Research shows that fathers and mothers play very specific, biologically based roles in the raising of a child. According to research, children who are missing either one are at a disadvantage, especially boys. According to Erica Komizar, author of “Being There: Why Prioritizing Motherhood in the First Three Years Matters,” when it comes to raising children, both the mother and the father release oxytocin, the bonding hormone, but the effect is different. The effect for mothers is helping to regulate children’s emotions of fear and sadness. The effect from fathers is more playful, think tickling, throwing the baby in the air, and more tactile play. Fathers also play another important role biologically: They release vasopressin. Vasopressin helps children, especially boys, regulate their aggression. 

So I talked to their dad about this. I would continue to work on my need for control, and I asked their dad to step in and be the protector. To be the one to break up the boys’ fights and regulate their aggression. The next time the boys started fighting, I said to their dad “Okay, I need you to go in there.” I watched him freeze. 

Our trauma shows up in the way that our sympathetic nervous system reacts to stress. The way that we respond when we are “triggered.” Are you a fighter? Do you yell and scream? Are you a flier? Do you leave when you’re triggered? Do you freeze and go numb? Do you fawn, trying to please everyone so that no one will be mad at you? All of these are ways that your nervous system can respond. Unfortunately, we don’t have control over how we respond. The roots of how our nervous system responds is a result of evolution. It’s what ensured that the maximum number of us would survive throughout history. 

Think of it this way: your tribe is attacked. Some people will need to stand and fight. These are the fighters. This ensures that some people can get away. These are the ones who take flight. Some people may freeze and play dead. Some may play nice to the invaders so that they can stay alive. Having different physiological responses ensured that the maximum number of people survived to have more offspring. Which way you respond when you’re triggered has everything to do with your genetics. You can’t help it. When it becomes a problem is in our relationships. No one likes to be yelled at. No one likes to feel abandoned. No one likes to be given the cold shoulder. Being one who fawns, trying to please everyone, all of the time, is disempowering and exhausting. It results in much resentment and bitterness. Our early environments play a role too. If fawning, taking care of our caregivers, is what kept us safe in childhood, then that is what we will do as adults. If freezing kept us safe, then we will do that.  

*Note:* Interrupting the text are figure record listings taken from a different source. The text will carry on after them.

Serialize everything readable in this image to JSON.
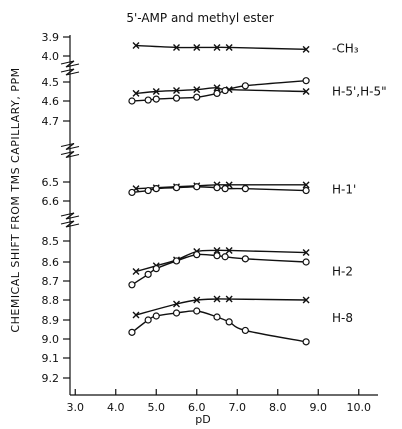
{
  "chart_data": {
    "type": "line",
    "title": "5'-AMP and methyl ester",
    "xlabel": "pD",
    "ylabel": "CHEMICAL SHIFT FROM TMS CAPILLARY, PPM",
    "xlim": [
      2.5,
      10.0
    ],
    "x_ticks": [
      "3.0",
      "4.0",
      "5.0",
      "6.0",
      "7.0",
      "8.0",
      "9.0",
      "10.0"
    ],
    "y_ticks": [
      "3.9",
      "4.0",
      "4.5",
      "4.6",
      "4.7",
      "6.5",
      "6.6",
      "8.5",
      "8.6",
      "8.7",
      "8.8",
      "8.9",
      "9.0",
      "9.1",
      "9.2"
    ],
    "axis_breaks": [
      [
        4.0,
        4.5
      ],
      [
        4.7,
        6.5
      ],
      [
        6.6,
        8.5
      ]
    ],
    "grid": false,
    "series_labels": [
      {
        "text": "-CH₃",
        "y": 3.96
      },
      {
        "text": "H-5',H-5\"",
        "y": 4.55
      },
      {
        "text": "H-1'",
        "y": 6.54
      },
      {
        "text": "H-2",
        "y": 8.65
      },
      {
        "text": "H-8",
        "y": 8.89
      }
    ],
    "series": [
      {
        "group": "-CH3",
        "marker": "x",
        "x": [
          4.5,
          5.5,
          6.0,
          6.5,
          6.8,
          8.7
        ],
        "y": [
          3.945,
          3.955,
          3.955,
          3.955,
          3.955,
          3.965
        ]
      },
      {
        "group": "H-5',H-5\"",
        "marker": "x",
        "x": [
          4.5,
          5.0,
          5.5,
          6.0,
          6.5,
          6.8,
          8.7
        ],
        "y": [
          4.56,
          4.55,
          4.545,
          4.54,
          4.53,
          4.54,
          4.55
        ]
      },
      {
        "group": "H-5',H-5\"",
        "marker": "o",
        "x": [
          4.4,
          4.8,
          5.0,
          5.5,
          6.0,
          6.5,
          6.7,
          7.2,
          8.7
        ],
        "y": [
          4.6,
          4.595,
          4.59,
          4.585,
          4.58,
          4.56,
          4.545,
          4.52,
          4.475
        ]
      },
      {
        "group": "H-1'",
        "marker": "x",
        "x": [
          4.5,
          5.0,
          5.5,
          6.0,
          6.5,
          6.8,
          8.7
        ],
        "y": [
          6.535,
          6.53,
          6.525,
          6.52,
          6.515,
          6.515,
          6.515
        ]
      },
      {
        "group": "H-1'",
        "marker": "o",
        "x": [
          4.4,
          4.8,
          5.0,
          5.5,
          6.0,
          6.5,
          6.7,
          7.2,
          8.7
        ],
        "y": [
          6.555,
          6.545,
          6.535,
          6.53,
          6.525,
          6.53,
          6.535,
          6.535,
          6.545
        ]
      },
      {
        "group": "H-2",
        "marker": "x",
        "x": [
          4.5,
          5.0,
          5.5,
          6.0,
          6.5,
          6.8,
          8.7
        ],
        "y": [
          8.65,
          8.62,
          8.59,
          8.55,
          8.545,
          8.545,
          8.555
        ]
      },
      {
        "group": "H-2",
        "marker": "o",
        "x": [
          4.4,
          4.8,
          5.0,
          5.5,
          6.0,
          6.5,
          6.7,
          7.2,
          8.7
        ],
        "y": [
          8.72,
          8.665,
          8.635,
          8.595,
          8.565,
          8.57,
          8.575,
          8.585,
          8.6
        ]
      },
      {
        "group": "H-8",
        "marker": "x",
        "x": [
          4.5,
          5.5,
          6.0,
          6.5,
          6.8,
          8.7
        ],
        "y": [
          8.875,
          8.82,
          8.8,
          8.795,
          8.795,
          8.8
        ]
      },
      {
        "group": "H-8",
        "marker": "o",
        "x": [
          4.4,
          4.8,
          5.0,
          5.5,
          6.0,
          6.5,
          6.8,
          7.2,
          8.7
        ],
        "y": [
          8.965,
          8.9,
          8.88,
          8.865,
          8.855,
          8.885,
          8.91,
          8.955,
          9.015
        ]
      }
    ]
  }
}
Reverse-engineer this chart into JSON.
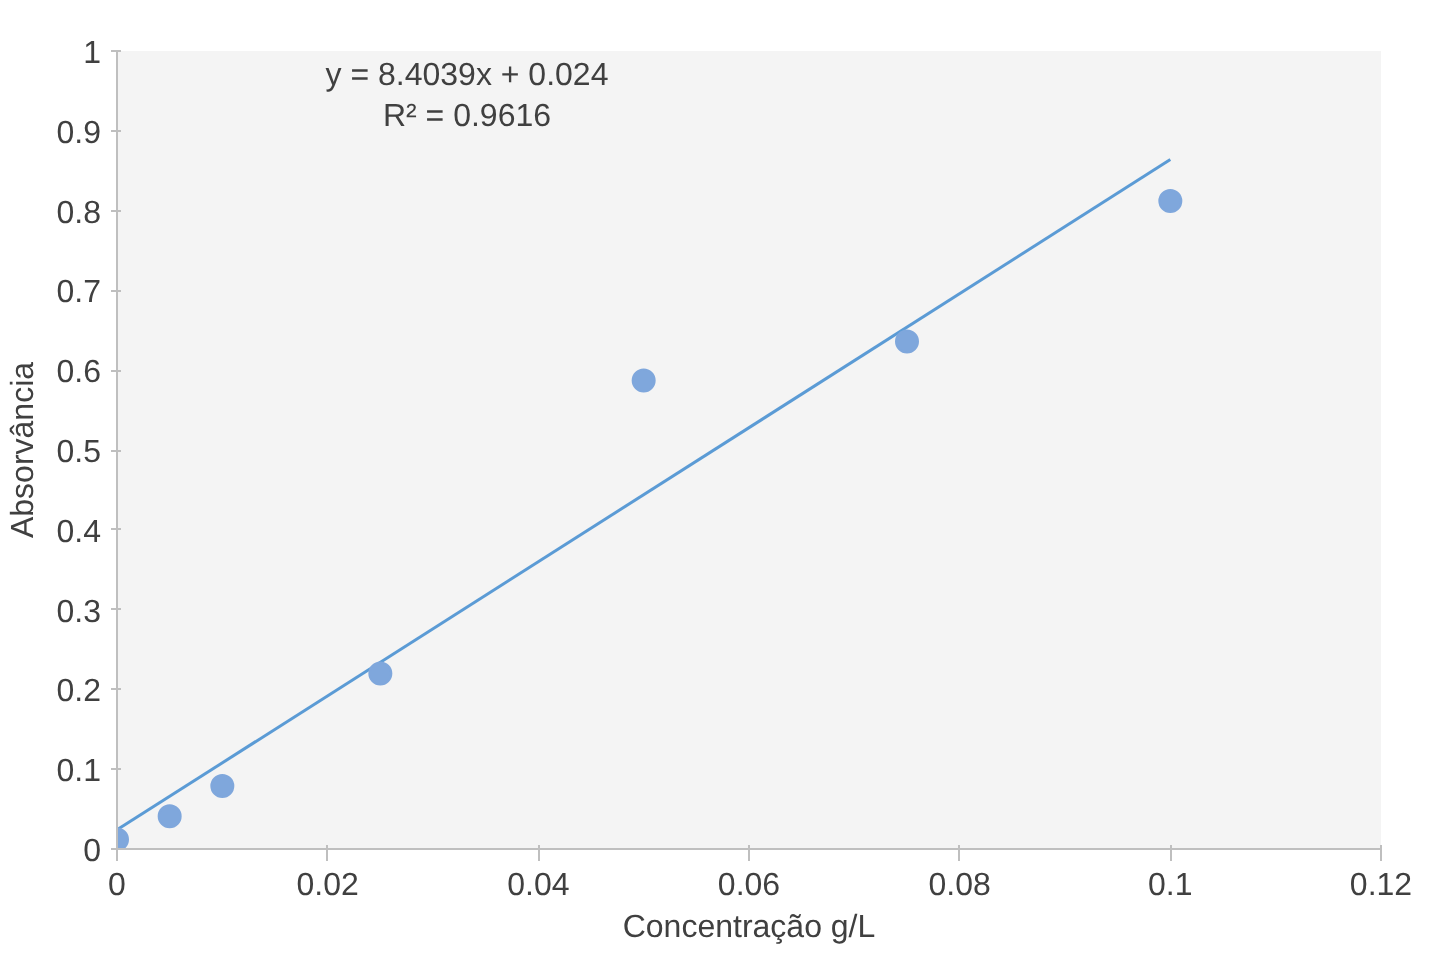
{
  "chart_data": {
    "type": "scatter",
    "xlabel": "Concentração g/L",
    "ylabel": "Absorvância",
    "x": [
      0,
      0.005,
      0.01,
      0.025,
      0.05,
      0.075,
      0.1
    ],
    "series": [
      {
        "type": "line",
        "color": "#5b9bd5",
        "x": [
          0,
          0.1
        ],
        "values": [
          0.024,
          0.864
        ],
        "marker": "none"
      },
      {
        "color": "#7fa7dc",
        "values": [
          0.012,
          0.041,
          0.079,
          0.22,
          0.587,
          0.636,
          0.812
        ],
        "marker": "circle"
      }
    ],
    "annotations": [
      "y = 8.4039x + 0.024\nR² = 0.9616"
    ],
    "xlim": [
      0,
      0.12
    ],
    "xticks": [
      {
        "value": 0,
        "label": "0"
      },
      0.02,
      0.04,
      0.06,
      0.08,
      0.1,
      0.12
    ],
    "ylim": [
      0,
      1
    ],
    "yticks": [
      {
        "value": 0,
        "label": "0"
      },
      0.1,
      0.2,
      0.3,
      0.4,
      0.5,
      0.6,
      0.7,
      0.8,
      0.9,
      {
        "value": 1,
        "label": "1"
      }
    ],
    "grid": false
  }
}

At that moment, I figured out that the boys’ dad was in a trauma response. Before she passed, his mother had filled me in on his dad. He would get angry and throw things, and when my husband was a little boy, he would run and hide. He would flee and freeze. That’s why he hadn’t been helping. So I said “You are freezing because when you were a little boy and there was conflict, freezing kept you safe. But it puts us in danger. You’ve got to go in there.” I watched him take a few deep breaths, and then he went in and broke up the fight. And when the activation was over, and the tears came, I hugged each of the boys and gave them comfort, which is the role of the feminine. Now we are no longer in distorted roles, and the energy is shifting. Their dad even got a part time job. It’s a new way to go into the new year.